In jüngster Zeit haben die Rohstoffpreise begonnen nachzugeben, wobei Koks bereits zwei Runden von Preissenkungen erfahren hat und weitere Reduzierungen erwartet werden, während auch die Eisenerzpreise zurückgegangen sind. Obwohl niedrigere Inputkosten den Margendruck für Stahlhersteller mildern, drücken sie gleichzeitig die Fertigstahlpreise nach unten und schaffen eine negative Rückkopplungsschleife, die die Gewinnerhohlung weiter verlangsamt. Mit Blick in die Zukunft zeigt Chinas Gesamtwirtschaft weiterhin Widerstandsfähigkeit, gestützt durch eine stabile Industrieproduktion, wachsenden Außenhandel und das Wachstum in aufstrebenden Industrien.
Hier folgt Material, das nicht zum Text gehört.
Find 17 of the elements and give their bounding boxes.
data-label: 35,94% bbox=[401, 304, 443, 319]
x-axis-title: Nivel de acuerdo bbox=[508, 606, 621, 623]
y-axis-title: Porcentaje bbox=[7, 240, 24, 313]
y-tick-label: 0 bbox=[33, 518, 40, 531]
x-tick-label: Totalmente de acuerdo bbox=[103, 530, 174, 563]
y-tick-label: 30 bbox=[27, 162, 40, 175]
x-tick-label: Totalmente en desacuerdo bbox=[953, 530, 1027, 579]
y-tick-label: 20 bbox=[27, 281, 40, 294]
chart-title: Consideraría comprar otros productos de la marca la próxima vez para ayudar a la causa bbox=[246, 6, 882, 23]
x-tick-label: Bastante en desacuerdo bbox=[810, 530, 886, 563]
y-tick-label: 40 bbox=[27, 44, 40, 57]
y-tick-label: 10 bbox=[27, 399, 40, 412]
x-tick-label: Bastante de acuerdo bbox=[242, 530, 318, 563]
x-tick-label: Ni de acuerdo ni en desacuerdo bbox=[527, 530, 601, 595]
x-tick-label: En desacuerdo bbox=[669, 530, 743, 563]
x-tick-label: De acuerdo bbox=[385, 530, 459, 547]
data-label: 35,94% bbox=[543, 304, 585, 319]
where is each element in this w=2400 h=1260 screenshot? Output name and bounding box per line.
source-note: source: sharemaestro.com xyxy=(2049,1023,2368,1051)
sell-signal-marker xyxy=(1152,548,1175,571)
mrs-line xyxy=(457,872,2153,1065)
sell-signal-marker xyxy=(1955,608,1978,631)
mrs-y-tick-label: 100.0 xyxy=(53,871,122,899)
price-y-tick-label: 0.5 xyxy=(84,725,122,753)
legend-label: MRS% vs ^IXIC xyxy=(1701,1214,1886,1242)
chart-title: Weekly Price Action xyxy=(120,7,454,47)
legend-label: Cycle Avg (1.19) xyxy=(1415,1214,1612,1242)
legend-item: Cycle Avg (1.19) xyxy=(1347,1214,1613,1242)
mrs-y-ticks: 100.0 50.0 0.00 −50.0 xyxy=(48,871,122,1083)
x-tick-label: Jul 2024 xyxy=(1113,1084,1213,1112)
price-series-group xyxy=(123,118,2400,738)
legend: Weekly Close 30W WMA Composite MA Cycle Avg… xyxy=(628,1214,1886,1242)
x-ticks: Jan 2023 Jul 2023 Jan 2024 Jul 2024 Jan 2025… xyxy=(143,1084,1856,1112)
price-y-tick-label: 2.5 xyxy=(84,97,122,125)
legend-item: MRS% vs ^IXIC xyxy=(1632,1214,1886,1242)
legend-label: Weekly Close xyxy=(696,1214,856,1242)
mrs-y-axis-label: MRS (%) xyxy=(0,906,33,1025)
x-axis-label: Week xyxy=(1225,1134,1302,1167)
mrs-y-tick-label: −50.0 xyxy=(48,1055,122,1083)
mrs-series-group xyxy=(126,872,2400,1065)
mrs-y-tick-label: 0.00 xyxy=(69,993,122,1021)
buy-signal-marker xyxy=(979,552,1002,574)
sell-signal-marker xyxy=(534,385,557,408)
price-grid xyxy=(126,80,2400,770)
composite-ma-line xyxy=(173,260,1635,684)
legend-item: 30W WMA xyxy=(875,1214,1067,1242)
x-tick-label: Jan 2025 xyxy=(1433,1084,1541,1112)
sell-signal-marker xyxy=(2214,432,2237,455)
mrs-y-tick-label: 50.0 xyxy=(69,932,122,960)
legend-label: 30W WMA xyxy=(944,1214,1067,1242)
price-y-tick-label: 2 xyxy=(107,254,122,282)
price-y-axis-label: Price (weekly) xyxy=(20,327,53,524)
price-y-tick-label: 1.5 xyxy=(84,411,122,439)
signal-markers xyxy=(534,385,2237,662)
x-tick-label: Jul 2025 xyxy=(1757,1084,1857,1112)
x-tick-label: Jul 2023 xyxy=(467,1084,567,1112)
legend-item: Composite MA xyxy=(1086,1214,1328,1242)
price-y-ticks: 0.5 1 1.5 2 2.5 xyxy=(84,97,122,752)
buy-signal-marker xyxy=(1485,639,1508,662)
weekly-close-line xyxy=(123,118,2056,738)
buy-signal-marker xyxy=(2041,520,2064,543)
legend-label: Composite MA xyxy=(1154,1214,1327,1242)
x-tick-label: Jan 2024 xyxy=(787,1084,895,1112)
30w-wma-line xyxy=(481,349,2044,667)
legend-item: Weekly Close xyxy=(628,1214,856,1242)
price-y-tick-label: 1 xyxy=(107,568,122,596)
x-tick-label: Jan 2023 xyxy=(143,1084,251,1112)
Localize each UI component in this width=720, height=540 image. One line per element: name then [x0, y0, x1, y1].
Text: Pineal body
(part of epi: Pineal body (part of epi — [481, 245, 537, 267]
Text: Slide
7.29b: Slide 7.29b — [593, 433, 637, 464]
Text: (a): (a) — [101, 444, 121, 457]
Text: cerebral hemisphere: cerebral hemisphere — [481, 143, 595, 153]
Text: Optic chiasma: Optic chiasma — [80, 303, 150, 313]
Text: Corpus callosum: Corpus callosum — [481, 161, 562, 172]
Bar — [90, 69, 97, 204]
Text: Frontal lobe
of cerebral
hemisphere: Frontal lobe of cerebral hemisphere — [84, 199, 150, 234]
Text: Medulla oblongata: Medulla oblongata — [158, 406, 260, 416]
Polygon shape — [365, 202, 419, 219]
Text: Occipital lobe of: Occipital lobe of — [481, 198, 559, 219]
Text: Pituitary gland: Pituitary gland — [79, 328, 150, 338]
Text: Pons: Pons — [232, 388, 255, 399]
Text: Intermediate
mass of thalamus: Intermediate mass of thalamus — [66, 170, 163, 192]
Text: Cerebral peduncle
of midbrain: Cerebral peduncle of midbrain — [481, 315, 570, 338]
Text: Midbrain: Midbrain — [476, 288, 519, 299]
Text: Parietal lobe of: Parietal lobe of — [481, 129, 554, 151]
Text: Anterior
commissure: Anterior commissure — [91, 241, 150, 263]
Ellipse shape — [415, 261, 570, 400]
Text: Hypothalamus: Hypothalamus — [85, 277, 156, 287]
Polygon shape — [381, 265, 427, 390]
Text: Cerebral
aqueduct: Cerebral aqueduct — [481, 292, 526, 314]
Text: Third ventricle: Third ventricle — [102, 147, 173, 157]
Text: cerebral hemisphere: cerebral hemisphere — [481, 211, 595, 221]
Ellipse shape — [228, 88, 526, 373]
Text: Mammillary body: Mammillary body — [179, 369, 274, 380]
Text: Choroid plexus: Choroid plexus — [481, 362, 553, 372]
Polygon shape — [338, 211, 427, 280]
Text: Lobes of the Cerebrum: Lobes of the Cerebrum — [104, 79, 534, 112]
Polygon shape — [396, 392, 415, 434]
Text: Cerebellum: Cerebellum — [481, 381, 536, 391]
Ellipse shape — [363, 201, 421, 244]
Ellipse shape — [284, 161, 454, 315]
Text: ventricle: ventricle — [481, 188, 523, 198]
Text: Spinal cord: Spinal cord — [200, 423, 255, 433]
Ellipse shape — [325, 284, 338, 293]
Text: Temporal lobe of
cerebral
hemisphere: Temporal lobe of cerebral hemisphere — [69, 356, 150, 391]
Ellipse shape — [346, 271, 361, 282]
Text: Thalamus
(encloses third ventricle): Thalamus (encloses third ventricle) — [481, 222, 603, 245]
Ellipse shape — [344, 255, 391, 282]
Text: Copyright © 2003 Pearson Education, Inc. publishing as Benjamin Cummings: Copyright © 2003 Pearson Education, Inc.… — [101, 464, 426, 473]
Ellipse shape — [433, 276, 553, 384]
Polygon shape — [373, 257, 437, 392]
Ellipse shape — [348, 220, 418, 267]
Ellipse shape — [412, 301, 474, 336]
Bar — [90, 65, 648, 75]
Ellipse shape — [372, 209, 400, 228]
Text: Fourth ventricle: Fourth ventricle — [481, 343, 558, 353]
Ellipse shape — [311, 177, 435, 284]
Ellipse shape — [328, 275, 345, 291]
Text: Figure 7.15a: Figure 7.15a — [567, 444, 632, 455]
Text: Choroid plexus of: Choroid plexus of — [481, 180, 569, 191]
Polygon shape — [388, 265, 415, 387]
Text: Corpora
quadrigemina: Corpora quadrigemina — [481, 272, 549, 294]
Die Makrowirtschaftspolitik dürfte ihre antizyklische Ausrichtung beibehalten und dabei Maßnahmen zur Stützung der Binnennachfrage, der industriellen Modernisierung sowie von Schlüsselsektoren wie Immobilien, Infrastruktur und verarbeitendem Gewerbe ergreifen. Das kurzfristige Betriebsumfeld für Stahlhersteller dürfte sich jedoch kaum wesentlich verbessern. Die Produzenten werden voraussichtlich weiterhin die Produktionsdisziplin priorisieren, ihr Angebot an höherwertigen Produkten wie hochwertigen Blechen und Spezialstahlsorten ausbauen sowie Beschaffungs- und Lagermanagement straffen.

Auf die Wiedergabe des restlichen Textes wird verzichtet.